Nov 24



Bee Log #51

Review of the movie Colony

My husband and I saw the movie Colony at the tiny Northwest Film Forum on Madison and 12th on Capitol hill in Seattle. The theater we were in seated about 49 people in old style movie seats. The ambiance was old fashioned cute. Also attending the screening was a host of two of our bee hives. That was a pleasant surprise. They came with friends as did we so there was some lively bee talk among the 8 of us before the movie started.

Colony has three different themes. One was the disappearance of many hives of honey bees just before the California almond pollination in 2009 due to colony collapse disorder. Another was the disappearance of many bee keepers from the business of bee keeping. And the third was a documentary style focus on the Seppi family with two young bee keeper brothers in their early twentys. The Seppi brothers had a contract with a local almond grower to provide bee hives for $170 each. The price had dropped that almond growers were offering beekeepers and the almond grower was wanting to renegotiate his contract. The Seppi brothers’ mother (queen bee of a large family) was pushing the young men to hold the farmer to his contract.

The cause of colony collapse had not come close to being solved as of the making of Colony. The cause of family collapse is all to obvious in the film. The Seppi brothers are delightful but have not moved away from the family nest or do they have plans to. Marriage is mentioned by their mother in sentences that usually started with “You will never…” and ending in some economic reality of the beginning bee keeper.
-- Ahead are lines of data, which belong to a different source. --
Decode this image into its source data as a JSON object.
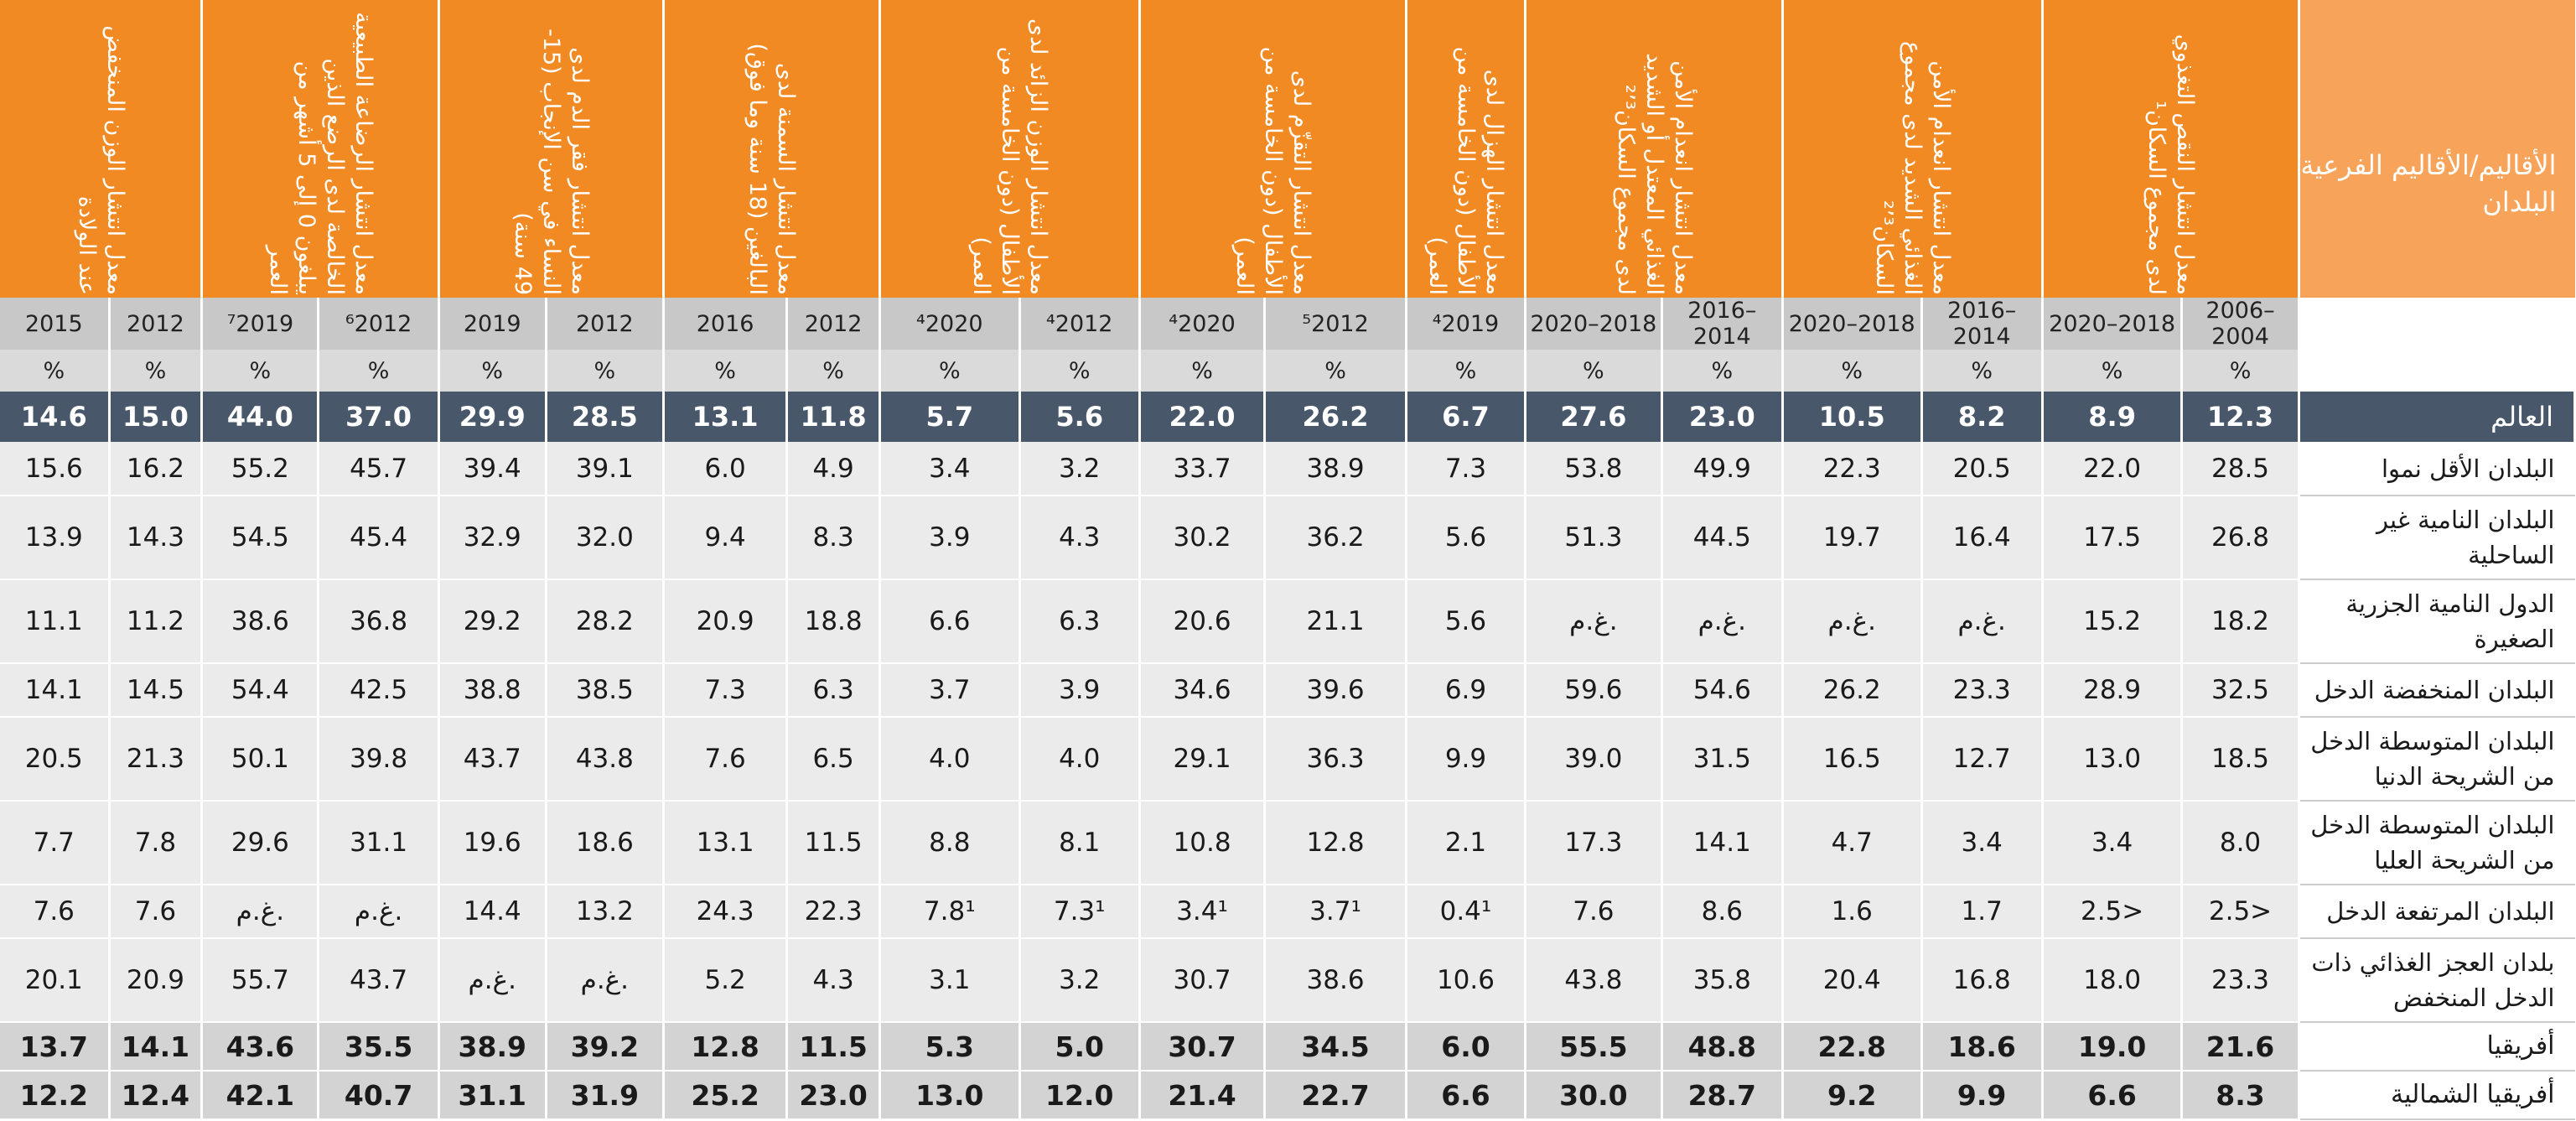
{
  "header": {
    "region_title": "الأقاليم/الأقاليم الفرعية/البلدان",
    "indicators": [
      {
        "id": "undernourishment",
        "label": "معدل انتشار النقص التغذوي لدى مجموع السكان¹"
      },
      {
        "id": "severe_food_insecurity",
        "label": "معدل انتشار انعدام الأمن الغذائي الشديد لدى مجموع السكان²٬³"
      },
      {
        "id": "moderate_severe_food_insecurity",
        "label": "معدل انتشار انعدام الأمن الغذائي المعتدل أو الشديد لدى مجموع السكان²٬³"
      },
      {
        "id": "wasting",
        "label": "معدل انتشار الهزال لدى الأطفال (دون الخامسة من العمر)"
      },
      {
        "id": "stunting",
        "label": "معدل انتشار التقزّم لدى الأطفال (دون الخامسة من العمر)"
      },
      {
        "id": "overweight_children",
        "label": "معدل انتشار الوزن الزائد لدى الأطفال (دون الخامسة من العمر)"
      },
      {
        "id": "obesity_adults",
        "label": "معدل انتشار السمنة لدى البالغين (18 سنة وما فوق)"
      },
      {
        "id": "anaemia_women",
        "label": "معدل انتشار فقر الدم لدى النساء في سن الإنجاب (15-49 سنة)"
      },
      {
        "id": "breastfeeding",
        "label": "معدل انتشار الرضاعة الطبيعية الخالصة لدى الرضع الذين يبلغون 0 إلى 5 أشهر من العمر"
      },
      {
        "id": "low_birthweight",
        "label": "معدل انتشار الوزن المنخفض عند الولادة"
      }
    ]
  },
  "years": [
    "2006–2004",
    "2020–2018",
    "2016–2014",
    "2020–2018",
    "2016–2014",
    "2020–2018",
    "⁴2019",
    "⁵2012",
    "⁴2020",
    "⁴2012",
    "⁴2020",
    "2012",
    "2016",
    "2012",
    "2019",
    "⁶2012",
    "⁷2019",
    "2012",
    "2015"
  ],
  "percent_label": "%",
  "world": {
    "name": "العالم",
    "values": [
      "12.3",
      "8.9",
      "8.2",
      "10.5",
      "23.0",
      "27.6",
      "6.7",
      "26.2",
      "22.0",
      "5.6",
      "5.7",
      "11.8",
      "13.1",
      "28.5",
      "29.9",
      "37.0",
      "44.0",
      "15.0",
      "14.6"
    ]
  },
  "rows": [
    {
      "name": "البلدان الأقل نموا",
      "values": [
        "28.5",
        "22.0",
        "20.5",
        "22.3",
        "49.9",
        "53.8",
        "7.3",
        "38.9",
        "33.7",
        "3.2",
        "3.4",
        "4.9",
        "6.0",
        "39.1",
        "39.4",
        "45.7",
        "55.2",
        "16.2",
        "15.6"
      ],
      "style": "plain"
    },
    {
      "name": "البلدان النامية غير الساحلية",
      "values": [
        "26.8",
        "17.5",
        "16.4",
        "19.7",
        "44.5",
        "51.3",
        "5.6",
        "36.2",
        "30.2",
        "4.3",
        "3.9",
        "8.3",
        "9.4",
        "32.0",
        "32.9",
        "45.4",
        "54.5",
        "14.3",
        "13.9"
      ],
      "style": "plain"
    },
    {
      "name": "الدول النامية الجزرية الصغيرة",
      "values": [
        "18.2",
        "15.2",
        "غ.م.",
        "غ.م.",
        "غ.م.",
        "غ.م.",
        "5.6",
        "21.1",
        "20.6",
        "6.3",
        "6.6",
        "18.8",
        "20.9",
        "28.2",
        "29.2",
        "36.8",
        "38.6",
        "11.2",
        "11.1"
      ],
      "style": "plain"
    },
    {
      "name": "البلدان المنخفضة الدخل",
      "values": [
        "32.5",
        "28.9",
        "23.3",
        "26.2",
        "54.6",
        "59.6",
        "6.9",
        "39.6",
        "34.6",
        "3.9",
        "3.7",
        "6.3",
        "7.3",
        "38.5",
        "38.8",
        "42.5",
        "54.4",
        "14.5",
        "14.1"
      ],
      "style": "plain"
    },
    {
      "name": "البلدان المتوسطة الدخل من الشريحة الدنيا",
      "values": [
        "18.5",
        "13.0",
        "12.7",
        "16.5",
        "31.5",
        "39.0",
        "9.9",
        "36.3",
        "29.1",
        "4.0",
        "4.0",
        "6.5",
        "7.6",
        "43.8",
        "43.7",
        "39.8",
        "50.1",
        "21.3",
        "20.5"
      ],
      "style": "plain"
    },
    {
      "name": "البلدان المتوسطة الدخل من الشريحة العليا",
      "values": [
        "8.0",
        "3.4",
        "3.4",
        "4.7",
        "14.1",
        "17.3",
        "2.1",
        "12.8",
        "10.8",
        "8.1",
        "8.8",
        "11.5",
        "13.1",
        "18.6",
        "19.6",
        "31.1",
        "29.6",
        "7.8",
        "7.7"
      ],
      "style": "plain"
    },
    {
      "name": "البلدان المرتفعة الدخل",
      "values": [
        "2.5>",
        "2.5>",
        "1.7",
        "1.6",
        "8.6",
        "7.6",
        "0.4¹",
        "3.7¹",
        "3.4¹",
        "7.3¹",
        "7.8¹",
        "22.3",
        "24.3",
        "13.2",
        "14.4",
        "غ.م.",
        "غ.م.",
        "7.6",
        "7.6"
      ],
      "style": "plain"
    },
    {
      "name": "بلدان العجز الغذائي ذات الدخل المنخفض",
      "values": [
        "23.3",
        "18.0",
        "16.8",
        "20.4",
        "35.8",
        "43.8",
        "10.6",
        "38.6",
        "30.7",
        "3.2",
        "3.1",
        "4.3",
        "5.2",
        "غ.م.",
        "غ.م.",
        "43.7",
        "55.7",
        "20.9",
        "20.1"
      ],
      "style": "plain"
    },
    {
      "name": "أفريقيا",
      "values": [
        "21.6",
        "19.0",
        "18.6",
        "22.8",
        "48.8",
        "55.5",
        "6.0",
        "34.5",
        "30.7",
        "5.0",
        "5.3",
        "11.5",
        "12.8",
        "39.2",
        "38.9",
        "35.5",
        "43.6",
        "14.1",
        "13.7"
      ],
      "style": "bold"
    },
    {
      "name": "أفريقيا الشمالية",
      "values": [
        "8.3",
        "6.6",
        "9.9",
        "9.2",
        "28.7",
        "30.0",
        "6.6",
        "22.7",
        "21.4",
        "12.0",
        "13.0",
        "23.0",
        "25.2",
        "31.9",
        "31.1",
        "40.7",
        "42.1",
        "12.4",
        "12.2"
      ],
      "style": "bold"
    }
  ]
}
The Irish Film Board had something to do with the making of the movie but I am not sophisticated enough to know just what. The whole of the movie was about U.S.A beekeepers and mostly concerned the California almond pollination. The Irish music by the Clogs was enjoyable.

If you are an experienced beekeeper, you might enjoy the plight of the hive-bound Seppi brothers. If you aren’t a beekeeper, you will learn of a situation that could affect your food prices and supply in the near future if there are not enough bees or more importantly beekeepers.